Roma, 1° giugno 2021, Giorno anniversario della Fondazione dell’Istituto

«Uno dei soldati con una lancia gli colpì il fianco,
e subito ne uscì sangue e acqua
»
(Gv 19, 34)

Carissimi confratelli,

saluti fraterni nel Cuore di Gesù.

Quest’anno, la celebrazione della Solennità del Sacro Cuore di Gesù ci trova in piena preparazione al nostro prossimo Capitolo Generale, un evento sinodale che ci dà l’opportunità di crescere nella fedeltà al carisma per incarnarlo nella missione particolare di questo momento storico. Un tempo segnato dalla pandemia provocata dal COVID, che è stato uno shock a tutti i livelli, da conflitti e guerre in diverse parti del mondo e da tensioni in alcune Chiese locali.

La nostra Regola di Vita ci ricorda: «Il Fondatore ha trovato nel mistero del Cuore di Gesù lo slancio per il suo impegno missionario. L’amore incondizionato del Comboni per i popoli dell’Africa aveva la sua origine e il suo modello nell’amore salvifico del Buon Pastore, che offrì la sua vita sulla croce per l’umanità» (RV 3).

Il cuore di Gesù è per noi l’ancora che ci tiene uniti alla fonte della vita e della missione; è la linfa che dà vita al nostro Istituto, è senza dubbio un elemento fondamentale del carisma, che ci aiuta a riqualificare e rinnovare il nostro impegno. La missione comboniana, 154 anni dopo la fondazione dell’Istituto, continua nel tempo e nello spazio, arricchendosi di sfumature che si concretizzano in nuovi modi di essere e vivere la missione. Uno di questi orizzonti è senza dubbio l’ecologia integrale, alla quale siamo chiamati a rispondere con il coraggio e la creatività tipiche del nostro Fondatore.

In questa festa rinnoviamo il nostro desiderio di seguire Gesù nel suo dono totale di sé per la salvezza del mondo e di mettere, in umiltà, i nostri doni al servizio del Regno. Siamo invitati a trovare nella contemplazione del mistero del Cuore di Gesù l’audacia e l’energia per metterci in cammino dove lo Spirito ci conduce. Il nostro impegno missionario porterà frutto solo se emana da un’esperienza di incontro con Gesù ed è un’espressione viva di quell’amore che si irradia dalla croce verso tutti gli uomini e donne, specialmente i più bisognosi.

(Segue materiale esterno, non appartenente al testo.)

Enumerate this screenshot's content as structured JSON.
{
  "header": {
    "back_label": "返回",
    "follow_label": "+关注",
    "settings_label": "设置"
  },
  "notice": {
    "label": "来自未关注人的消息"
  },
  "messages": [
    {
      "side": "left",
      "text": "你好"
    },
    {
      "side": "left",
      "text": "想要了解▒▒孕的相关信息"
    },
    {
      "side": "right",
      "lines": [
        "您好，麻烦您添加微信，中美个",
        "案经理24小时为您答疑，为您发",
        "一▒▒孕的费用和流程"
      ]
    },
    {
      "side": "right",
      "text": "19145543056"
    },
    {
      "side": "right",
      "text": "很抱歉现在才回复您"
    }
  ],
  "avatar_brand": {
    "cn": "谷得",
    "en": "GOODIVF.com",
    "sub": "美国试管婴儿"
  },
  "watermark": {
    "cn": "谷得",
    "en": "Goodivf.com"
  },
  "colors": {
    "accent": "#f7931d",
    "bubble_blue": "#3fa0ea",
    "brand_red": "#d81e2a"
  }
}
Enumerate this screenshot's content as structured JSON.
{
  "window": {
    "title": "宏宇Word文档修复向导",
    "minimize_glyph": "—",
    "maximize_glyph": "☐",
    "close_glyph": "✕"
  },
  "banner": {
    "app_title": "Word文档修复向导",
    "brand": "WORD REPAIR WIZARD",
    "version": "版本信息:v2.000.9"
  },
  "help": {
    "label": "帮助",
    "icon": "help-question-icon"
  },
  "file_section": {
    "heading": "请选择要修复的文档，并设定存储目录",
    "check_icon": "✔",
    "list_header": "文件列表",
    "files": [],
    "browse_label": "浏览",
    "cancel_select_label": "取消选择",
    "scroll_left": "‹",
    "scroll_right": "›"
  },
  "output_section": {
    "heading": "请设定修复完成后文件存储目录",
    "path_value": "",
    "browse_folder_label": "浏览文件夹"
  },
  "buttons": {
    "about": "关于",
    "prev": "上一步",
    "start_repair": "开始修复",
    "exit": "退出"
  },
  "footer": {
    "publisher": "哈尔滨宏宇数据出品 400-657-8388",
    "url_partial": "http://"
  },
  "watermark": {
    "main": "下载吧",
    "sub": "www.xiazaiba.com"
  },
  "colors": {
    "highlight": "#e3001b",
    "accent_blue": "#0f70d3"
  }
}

Celebrare il Cuore di Gesù, in un contesto di pandemia che ci ha costretti a cercare nuove strade e a adattarci agli imperativi imposti da una situazione di fronte alla quale siamo impotenti, e che ci ha fatto soffrire e piangere le vittime della Famiglia Comboniana, delle nostre proprie famiglie e della gente con cui lavoriamo, ci ricorda che apparteniamo tutti ad una sola famiglia interdipendente. Alla perdita di vite umane si aggiunge anche il tremendo aumento della perdita di lavoro in tutto il mondo che si traduce immediatamente in povertà. Che gli straordinari gesti di solidarietà di cui siamo stati testimoni siano anche segni di speranza che ci aiutino a costruire un’umanità che ha bisogno di trovare nuove coordinate che permettano a tutti di avere vita in abbondanza. Il sangue e l’acqua che sgorgano del costato di Cristo sono il segno che la nostra fragilità ha come orizzonte finale la resurrezione, e questo illumina tutto il nostro lavoro di annuncio del Vangelo. Il cuore spezzato di Gesù è una testimonianza dell’infinita compassione di Dio per l’umanità. Come Missionari Comboniani del Cuore di Gesù facciamo nostra anche questa sofferenza e rinnoviamo il nostro impegno nella missione che Gesù ci ha dato.

Il rinnovo della nostra consacrazione in questo giorno di festa è un atto di fiducia e un invito a continuare a crescere nella vocazione che il Signore ci ha dato come dono per tutta l’umanità.

Chiediamo l’intercessione di Santa Maria nostra Madre che ha accompagnato suo Figlio ai piedi della croce e di San Daniele Comboni. Vi auguriamo una buona festa.